I produced two workshops with him in Cuba and Barcelona. So the festival invited me to give a lecture about the workshops we did and to present some of the works of the students made during the workshops in Colombia, Cuba and Barcelona. He used to say to the students that “I don’t have anything to teach you. You just have to look and look, go outside and look very carefully” and then he would be with them in all the process from the beginning of the ideas till the editing. And on the last days of the workshop we would present all the shorts which were made during those 10 days.
Our workshops were international so we had a lot of people and young authors from all over the world. The idea was to create an environment for them to talk to Kiarostami who always motivated them to keep working on their ideas and their unique way of thinking.
How was the outcome of those workshops?
It was great. From those short films we selected 15 each and sent them to festivals. We had lots of festivals to attend and it was really nice. For instance, last year we went to the Festival del Film Locarno. We did premiere the short films made in Cuba. It was a huge screen and the place was packed with people and it felt really nice.
What about his own cinema or Iranian cinema?
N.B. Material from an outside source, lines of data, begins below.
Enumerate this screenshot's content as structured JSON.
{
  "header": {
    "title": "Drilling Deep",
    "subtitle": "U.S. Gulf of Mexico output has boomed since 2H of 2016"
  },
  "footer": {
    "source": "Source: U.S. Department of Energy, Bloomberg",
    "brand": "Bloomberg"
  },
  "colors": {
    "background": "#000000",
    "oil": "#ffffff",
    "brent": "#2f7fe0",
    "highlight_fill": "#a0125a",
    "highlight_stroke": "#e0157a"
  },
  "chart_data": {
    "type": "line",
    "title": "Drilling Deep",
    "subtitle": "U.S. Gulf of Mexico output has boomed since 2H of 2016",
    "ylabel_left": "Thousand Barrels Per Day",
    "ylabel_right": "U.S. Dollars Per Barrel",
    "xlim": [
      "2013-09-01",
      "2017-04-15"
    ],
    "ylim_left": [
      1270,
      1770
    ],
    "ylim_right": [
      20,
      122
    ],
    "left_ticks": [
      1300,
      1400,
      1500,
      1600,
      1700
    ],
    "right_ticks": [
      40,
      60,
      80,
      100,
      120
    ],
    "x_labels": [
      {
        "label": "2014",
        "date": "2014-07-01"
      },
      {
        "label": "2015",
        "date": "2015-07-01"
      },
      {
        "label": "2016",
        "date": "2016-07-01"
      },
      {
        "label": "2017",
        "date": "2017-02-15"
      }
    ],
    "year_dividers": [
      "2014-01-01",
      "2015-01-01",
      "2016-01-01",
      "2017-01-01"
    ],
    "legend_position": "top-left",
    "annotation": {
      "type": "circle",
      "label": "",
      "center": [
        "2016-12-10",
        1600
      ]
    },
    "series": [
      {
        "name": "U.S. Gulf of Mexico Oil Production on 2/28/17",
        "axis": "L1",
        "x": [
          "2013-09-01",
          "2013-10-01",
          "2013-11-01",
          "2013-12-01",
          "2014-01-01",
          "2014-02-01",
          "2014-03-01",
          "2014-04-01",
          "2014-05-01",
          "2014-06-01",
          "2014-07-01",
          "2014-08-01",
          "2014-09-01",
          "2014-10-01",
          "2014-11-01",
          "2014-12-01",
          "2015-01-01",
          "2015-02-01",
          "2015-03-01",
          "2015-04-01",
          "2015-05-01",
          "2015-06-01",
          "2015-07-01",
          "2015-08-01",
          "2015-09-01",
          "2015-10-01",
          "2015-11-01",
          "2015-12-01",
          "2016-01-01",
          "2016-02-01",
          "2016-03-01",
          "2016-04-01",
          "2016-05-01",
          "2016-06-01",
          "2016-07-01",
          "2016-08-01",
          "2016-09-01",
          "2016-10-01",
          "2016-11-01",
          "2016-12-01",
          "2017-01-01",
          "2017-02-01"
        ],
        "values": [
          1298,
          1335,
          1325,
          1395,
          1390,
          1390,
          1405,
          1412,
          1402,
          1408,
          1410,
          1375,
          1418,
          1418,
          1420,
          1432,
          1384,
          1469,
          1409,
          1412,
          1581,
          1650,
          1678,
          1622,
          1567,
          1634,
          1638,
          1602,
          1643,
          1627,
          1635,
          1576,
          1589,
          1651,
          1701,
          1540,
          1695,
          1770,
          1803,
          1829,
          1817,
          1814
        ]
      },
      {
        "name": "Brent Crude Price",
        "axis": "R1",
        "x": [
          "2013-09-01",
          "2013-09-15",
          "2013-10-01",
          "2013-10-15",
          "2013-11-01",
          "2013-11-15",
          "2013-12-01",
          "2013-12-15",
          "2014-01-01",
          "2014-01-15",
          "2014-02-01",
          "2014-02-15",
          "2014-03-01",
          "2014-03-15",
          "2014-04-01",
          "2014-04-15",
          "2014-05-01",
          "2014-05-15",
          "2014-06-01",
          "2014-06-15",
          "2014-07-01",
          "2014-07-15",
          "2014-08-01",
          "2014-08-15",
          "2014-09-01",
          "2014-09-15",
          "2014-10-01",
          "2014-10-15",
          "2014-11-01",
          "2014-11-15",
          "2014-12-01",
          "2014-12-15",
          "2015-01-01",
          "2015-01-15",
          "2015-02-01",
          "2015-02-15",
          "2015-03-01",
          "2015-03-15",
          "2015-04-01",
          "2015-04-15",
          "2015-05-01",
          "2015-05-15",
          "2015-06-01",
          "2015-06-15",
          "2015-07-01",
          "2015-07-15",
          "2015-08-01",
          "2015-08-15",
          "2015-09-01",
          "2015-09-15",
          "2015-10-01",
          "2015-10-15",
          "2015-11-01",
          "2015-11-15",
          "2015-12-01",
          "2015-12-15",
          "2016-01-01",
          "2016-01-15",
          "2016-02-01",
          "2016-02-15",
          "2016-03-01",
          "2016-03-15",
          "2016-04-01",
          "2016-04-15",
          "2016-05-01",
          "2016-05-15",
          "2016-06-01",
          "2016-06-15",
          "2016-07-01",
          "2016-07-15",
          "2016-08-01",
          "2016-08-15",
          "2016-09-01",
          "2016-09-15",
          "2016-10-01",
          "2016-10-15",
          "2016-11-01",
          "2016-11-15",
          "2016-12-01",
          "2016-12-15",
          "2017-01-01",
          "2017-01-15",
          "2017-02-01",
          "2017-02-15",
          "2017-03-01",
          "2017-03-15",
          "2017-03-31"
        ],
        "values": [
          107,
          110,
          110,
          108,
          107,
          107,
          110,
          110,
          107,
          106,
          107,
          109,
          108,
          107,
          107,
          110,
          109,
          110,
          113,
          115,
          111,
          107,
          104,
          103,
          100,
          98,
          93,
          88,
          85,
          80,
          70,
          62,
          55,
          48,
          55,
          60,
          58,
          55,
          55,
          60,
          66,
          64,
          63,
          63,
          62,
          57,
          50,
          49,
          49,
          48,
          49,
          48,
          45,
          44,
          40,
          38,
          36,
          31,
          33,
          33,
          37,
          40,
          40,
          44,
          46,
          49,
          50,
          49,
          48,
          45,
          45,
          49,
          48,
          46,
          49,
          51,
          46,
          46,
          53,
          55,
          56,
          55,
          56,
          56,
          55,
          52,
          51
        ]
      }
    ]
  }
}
Do you know any other director?
No, not really. I wish I was more connected with Iranian cinema. Kiarostami used to read his poems for us and I really got attached to them so I got into searching and looking into Iranian poems. So not much cinema but I got attached to the poems. I think his cinema is based on poetry and the form of his movies is really poetic. It’s really amazing. From what I saw and experienced, you have an extraordinary way of using and blending music and poetry to create a particular atmosphere and feeling. The movements of images, sounds and words are special.
Working with Kiarostami made you interested in Iranian literature then?
Of course. As I said, I started with Kiarostami’s poems which luckily were translated in Spanish.
Did Fajr meet your expectations?
It’s a huge festival and it’s really impressive and well-organized. People are helpful and friendly. You feel really familiar with the place and you feel that you already know everywhere and everyone. Usually in big festivals like this you don’t feel this much familiarity. There are some tours that they have organized to see Tehran. We have a very good tour guide and organizer.
Are you looking for co-productions with Iranian filmmakers?
Yes. I have met one of the students of Kiarostami. She is making a documentary. We have agreed to work together.
Presided over by Reza Mirkarimi, the 35th edition of Fajr International Film Festival is presently underway in Tehran until 28 April.